According to a BBC report filed on January 8th, the government of the West African nation of Cameroon will allow HIV/AIDS and cancer sufferers to use marijuana for pain relief. But in a strange twist, and citing no source, the story went on to say that Cameroon would import medical marijuana from Canada.
That was news to the Canadians.
"There is no foundation for that report," Canadian Health Ministry spokeswoman Roslyn Tremblay said flatly.
"We don't have any to export," Tremblay told DRCNet. "We don't know where this is coming from, other than perhaps they saw the recent announcement that we had awarded a contract."
Health Canada announced in late December it had awarded a contract to supply it with medical marijuana to Prairie Plant Systems of Saskatoon, Saskatchewan. The company will supply the Canadian government with 400 pounds of rolled joints and bulk marijuana next year and about a thousand pounds per year for the remainder of the five-year, $7 million contract.
The weed will be made available to the roughly 140 people who have been granted federal medical exemptions so far, with more to follow. For the past eighteen months, the Canadian federal government okayed the cultivation and use of medical marijuana for a small number of people for such diseases as multiple sclerosis.
Some of the contract marijuana, which will be grown in a mineshaft, will be used in research, and Prairie Plant Systems will also grow placebo pot for clinical trials. No surplus is expected.
And if there were?
"If there is a surplus," said Tremblay, "we don't know how we would dispose of it. If it could serve a practical purpose elsewhere... well, we hadn't considered that," she pondered.

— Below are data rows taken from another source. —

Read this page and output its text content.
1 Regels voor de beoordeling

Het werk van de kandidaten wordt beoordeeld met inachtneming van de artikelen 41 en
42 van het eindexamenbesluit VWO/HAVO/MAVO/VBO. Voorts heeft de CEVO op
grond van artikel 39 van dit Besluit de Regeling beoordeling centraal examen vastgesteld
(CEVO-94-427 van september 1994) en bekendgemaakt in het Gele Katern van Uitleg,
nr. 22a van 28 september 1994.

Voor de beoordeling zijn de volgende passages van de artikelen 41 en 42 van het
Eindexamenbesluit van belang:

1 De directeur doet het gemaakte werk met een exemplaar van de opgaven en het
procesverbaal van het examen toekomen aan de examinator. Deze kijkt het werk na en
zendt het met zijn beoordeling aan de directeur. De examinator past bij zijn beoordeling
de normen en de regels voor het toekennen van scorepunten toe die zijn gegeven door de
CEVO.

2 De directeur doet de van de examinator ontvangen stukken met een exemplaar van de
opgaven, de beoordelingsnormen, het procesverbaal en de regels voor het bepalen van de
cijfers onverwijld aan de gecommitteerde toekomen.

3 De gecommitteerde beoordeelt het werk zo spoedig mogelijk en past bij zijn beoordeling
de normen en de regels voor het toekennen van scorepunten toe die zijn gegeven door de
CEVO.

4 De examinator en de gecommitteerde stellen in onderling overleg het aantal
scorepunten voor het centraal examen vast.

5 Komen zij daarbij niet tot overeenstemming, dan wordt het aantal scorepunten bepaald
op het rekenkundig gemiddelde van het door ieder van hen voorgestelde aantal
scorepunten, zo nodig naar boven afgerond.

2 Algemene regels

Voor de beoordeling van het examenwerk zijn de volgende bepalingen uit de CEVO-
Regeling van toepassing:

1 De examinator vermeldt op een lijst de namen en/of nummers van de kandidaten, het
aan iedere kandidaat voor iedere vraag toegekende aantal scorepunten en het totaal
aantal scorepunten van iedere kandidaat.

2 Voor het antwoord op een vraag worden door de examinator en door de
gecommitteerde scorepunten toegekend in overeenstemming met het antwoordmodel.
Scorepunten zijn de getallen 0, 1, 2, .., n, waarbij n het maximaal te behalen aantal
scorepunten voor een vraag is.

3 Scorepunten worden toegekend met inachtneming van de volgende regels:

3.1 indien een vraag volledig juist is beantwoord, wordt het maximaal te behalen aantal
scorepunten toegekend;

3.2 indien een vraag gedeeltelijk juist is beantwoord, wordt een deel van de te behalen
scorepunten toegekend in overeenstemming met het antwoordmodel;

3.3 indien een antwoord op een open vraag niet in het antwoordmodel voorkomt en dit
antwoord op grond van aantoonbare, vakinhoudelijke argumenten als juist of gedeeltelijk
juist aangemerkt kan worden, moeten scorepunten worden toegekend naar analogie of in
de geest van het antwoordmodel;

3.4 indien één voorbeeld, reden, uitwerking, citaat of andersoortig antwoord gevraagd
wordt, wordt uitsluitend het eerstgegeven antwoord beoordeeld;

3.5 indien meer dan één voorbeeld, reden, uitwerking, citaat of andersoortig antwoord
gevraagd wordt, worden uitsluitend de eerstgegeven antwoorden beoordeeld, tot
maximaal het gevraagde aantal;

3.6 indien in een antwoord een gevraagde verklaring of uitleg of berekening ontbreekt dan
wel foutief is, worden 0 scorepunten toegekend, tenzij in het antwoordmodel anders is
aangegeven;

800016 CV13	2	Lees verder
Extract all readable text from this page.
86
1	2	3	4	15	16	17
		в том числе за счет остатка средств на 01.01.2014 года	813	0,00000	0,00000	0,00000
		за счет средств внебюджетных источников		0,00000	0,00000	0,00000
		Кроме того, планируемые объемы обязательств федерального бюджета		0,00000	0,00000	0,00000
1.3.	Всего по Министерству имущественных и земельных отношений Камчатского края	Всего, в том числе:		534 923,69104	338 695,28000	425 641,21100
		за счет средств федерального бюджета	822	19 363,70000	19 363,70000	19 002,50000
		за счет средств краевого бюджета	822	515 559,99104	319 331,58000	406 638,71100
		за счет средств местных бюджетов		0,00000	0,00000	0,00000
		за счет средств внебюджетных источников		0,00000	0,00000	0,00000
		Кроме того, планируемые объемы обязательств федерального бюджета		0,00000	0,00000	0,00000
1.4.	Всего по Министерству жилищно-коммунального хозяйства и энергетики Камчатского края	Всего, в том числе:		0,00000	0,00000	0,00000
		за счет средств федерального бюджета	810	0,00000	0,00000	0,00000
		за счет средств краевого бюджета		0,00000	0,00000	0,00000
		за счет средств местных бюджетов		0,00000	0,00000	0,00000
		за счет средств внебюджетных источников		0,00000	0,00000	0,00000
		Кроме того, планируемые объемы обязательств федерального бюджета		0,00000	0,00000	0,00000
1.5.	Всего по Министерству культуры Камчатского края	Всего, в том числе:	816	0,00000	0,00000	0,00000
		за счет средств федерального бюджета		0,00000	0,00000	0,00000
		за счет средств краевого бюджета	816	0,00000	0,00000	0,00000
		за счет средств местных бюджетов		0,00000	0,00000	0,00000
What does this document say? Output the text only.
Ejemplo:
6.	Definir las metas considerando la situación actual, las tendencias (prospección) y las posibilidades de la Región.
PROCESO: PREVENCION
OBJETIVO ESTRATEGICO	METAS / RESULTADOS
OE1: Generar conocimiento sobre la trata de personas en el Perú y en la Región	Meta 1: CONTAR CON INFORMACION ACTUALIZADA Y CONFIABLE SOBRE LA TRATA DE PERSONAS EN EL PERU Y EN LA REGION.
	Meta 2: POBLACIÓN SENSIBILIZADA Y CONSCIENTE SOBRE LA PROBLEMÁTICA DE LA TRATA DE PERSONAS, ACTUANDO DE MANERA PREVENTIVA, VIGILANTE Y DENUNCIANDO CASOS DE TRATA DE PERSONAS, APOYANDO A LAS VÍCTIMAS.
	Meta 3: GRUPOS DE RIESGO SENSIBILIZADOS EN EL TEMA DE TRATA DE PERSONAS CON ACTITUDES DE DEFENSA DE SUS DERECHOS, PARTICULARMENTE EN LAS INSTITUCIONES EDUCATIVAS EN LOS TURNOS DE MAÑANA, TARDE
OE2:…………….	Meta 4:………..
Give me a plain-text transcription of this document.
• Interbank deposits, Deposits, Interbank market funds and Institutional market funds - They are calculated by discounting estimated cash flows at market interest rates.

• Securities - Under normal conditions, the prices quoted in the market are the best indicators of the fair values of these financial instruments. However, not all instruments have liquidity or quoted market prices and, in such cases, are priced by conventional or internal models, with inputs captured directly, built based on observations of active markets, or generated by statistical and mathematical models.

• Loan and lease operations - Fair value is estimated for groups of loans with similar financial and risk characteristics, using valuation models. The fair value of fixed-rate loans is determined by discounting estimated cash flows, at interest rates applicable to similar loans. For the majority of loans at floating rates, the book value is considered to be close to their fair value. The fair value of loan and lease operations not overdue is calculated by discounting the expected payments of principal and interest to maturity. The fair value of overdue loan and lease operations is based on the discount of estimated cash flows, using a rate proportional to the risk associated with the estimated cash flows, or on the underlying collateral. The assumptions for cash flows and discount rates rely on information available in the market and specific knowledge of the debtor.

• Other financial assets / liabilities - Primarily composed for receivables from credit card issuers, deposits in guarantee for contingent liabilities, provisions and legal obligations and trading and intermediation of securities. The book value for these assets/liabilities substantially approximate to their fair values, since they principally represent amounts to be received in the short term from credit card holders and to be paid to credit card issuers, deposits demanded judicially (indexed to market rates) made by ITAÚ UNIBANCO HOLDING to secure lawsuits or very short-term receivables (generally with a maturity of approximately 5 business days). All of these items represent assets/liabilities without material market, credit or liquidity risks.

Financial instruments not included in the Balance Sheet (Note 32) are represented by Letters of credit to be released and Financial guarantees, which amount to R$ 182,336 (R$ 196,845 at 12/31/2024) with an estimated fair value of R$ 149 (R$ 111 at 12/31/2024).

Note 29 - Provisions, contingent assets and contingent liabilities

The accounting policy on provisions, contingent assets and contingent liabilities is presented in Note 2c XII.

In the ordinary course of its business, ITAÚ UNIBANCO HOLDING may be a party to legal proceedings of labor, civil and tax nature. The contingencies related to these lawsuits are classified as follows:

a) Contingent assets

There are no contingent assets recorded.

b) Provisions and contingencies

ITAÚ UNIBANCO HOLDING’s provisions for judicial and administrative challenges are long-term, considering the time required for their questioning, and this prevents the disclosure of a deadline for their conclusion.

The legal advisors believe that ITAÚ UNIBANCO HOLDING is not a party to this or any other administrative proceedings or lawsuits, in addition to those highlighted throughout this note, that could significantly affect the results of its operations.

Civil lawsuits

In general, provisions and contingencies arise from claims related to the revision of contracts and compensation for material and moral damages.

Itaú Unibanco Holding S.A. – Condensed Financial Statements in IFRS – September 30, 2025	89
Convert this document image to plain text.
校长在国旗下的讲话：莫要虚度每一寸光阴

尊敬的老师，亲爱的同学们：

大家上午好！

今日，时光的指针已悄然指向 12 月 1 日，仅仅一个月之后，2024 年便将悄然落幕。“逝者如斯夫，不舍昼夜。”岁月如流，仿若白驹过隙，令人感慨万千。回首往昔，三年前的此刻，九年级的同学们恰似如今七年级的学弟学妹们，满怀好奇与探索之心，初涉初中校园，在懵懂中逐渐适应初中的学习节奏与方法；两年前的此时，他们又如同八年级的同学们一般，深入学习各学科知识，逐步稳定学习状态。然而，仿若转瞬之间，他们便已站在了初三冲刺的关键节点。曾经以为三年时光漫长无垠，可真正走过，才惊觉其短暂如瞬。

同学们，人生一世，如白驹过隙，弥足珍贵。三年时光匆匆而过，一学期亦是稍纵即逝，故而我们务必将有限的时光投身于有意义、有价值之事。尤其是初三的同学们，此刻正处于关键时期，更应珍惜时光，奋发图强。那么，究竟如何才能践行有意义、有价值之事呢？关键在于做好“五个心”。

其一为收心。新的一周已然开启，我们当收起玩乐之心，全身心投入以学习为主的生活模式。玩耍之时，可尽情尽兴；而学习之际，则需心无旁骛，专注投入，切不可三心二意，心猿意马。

Coming back to earth, Tremblay reiterated the ministry's somewhat bemused position. "As we stand at this moment, there is no consideration of any export of the contract marijuana."
Be that as it may, the BBC report, filed from northwest Cameroon, says local marijuana farmers and activists are upset, and this time it cites sources. The story quotes Dzeka Edwin Fon, the head of a group calling for the legalization of cannabis cultivation in the northwest, as saying the crop could provide a bulwark against high unemployment. "Cannabis is already being grown in Cameroon -- though illegally -- so it is unwise for the government to import it," he told the BBC. Better to cultivate it locally under Health Ministry supervision, he added.
The story also cites an unidentified doctor arguing that Canadian marijuana has no ingredient that makes it superior to the local variety for medical purposes, and that local crops could supply all the public hospitals and clinics in the land.
Cameroon, along with other West African countries, produces significant, if unknown, amounts of marijuana for domestic consumption and export to the region and to Europe. According to the BBC report, cannabis is widely used and accepted in the northwest region, even being used "in the production of a hair lotion popular with Cameroonian women."
According to the US State Department's latest country report, "Cannabis is widely available in Cameroon; some of it grown domestically, more imported from Nigeria. According to the local press it is the drug most widely used among Cameroonians (next to alcohol). The average price of 2-3 grams of cannabis is 50-100 CFA (USD .08-.16)."
The UN's International Narcotics Control Board, in its most recent annual report (http://www.incb.org/e/ind_ar.htm), complained "that cannabis cultivation has increased and that important seizures of cannabis originating in Cameroon have been made in Europe."
Cameroonian police have sporadically attacked cultivation and trafficking in the northwest, seizing roughly 8,000 pounds of cannabis annually in the late 1990s. The national Gendarmarie have also burned fields in the northwest and in 1999 arrested hundreds of young people during their sweeps.
For Cameroonian cannabis growers, it seems the immediate threat is not a Canadian competitor, but a repressive government, with the international drug war bureaucracy glowering in the background.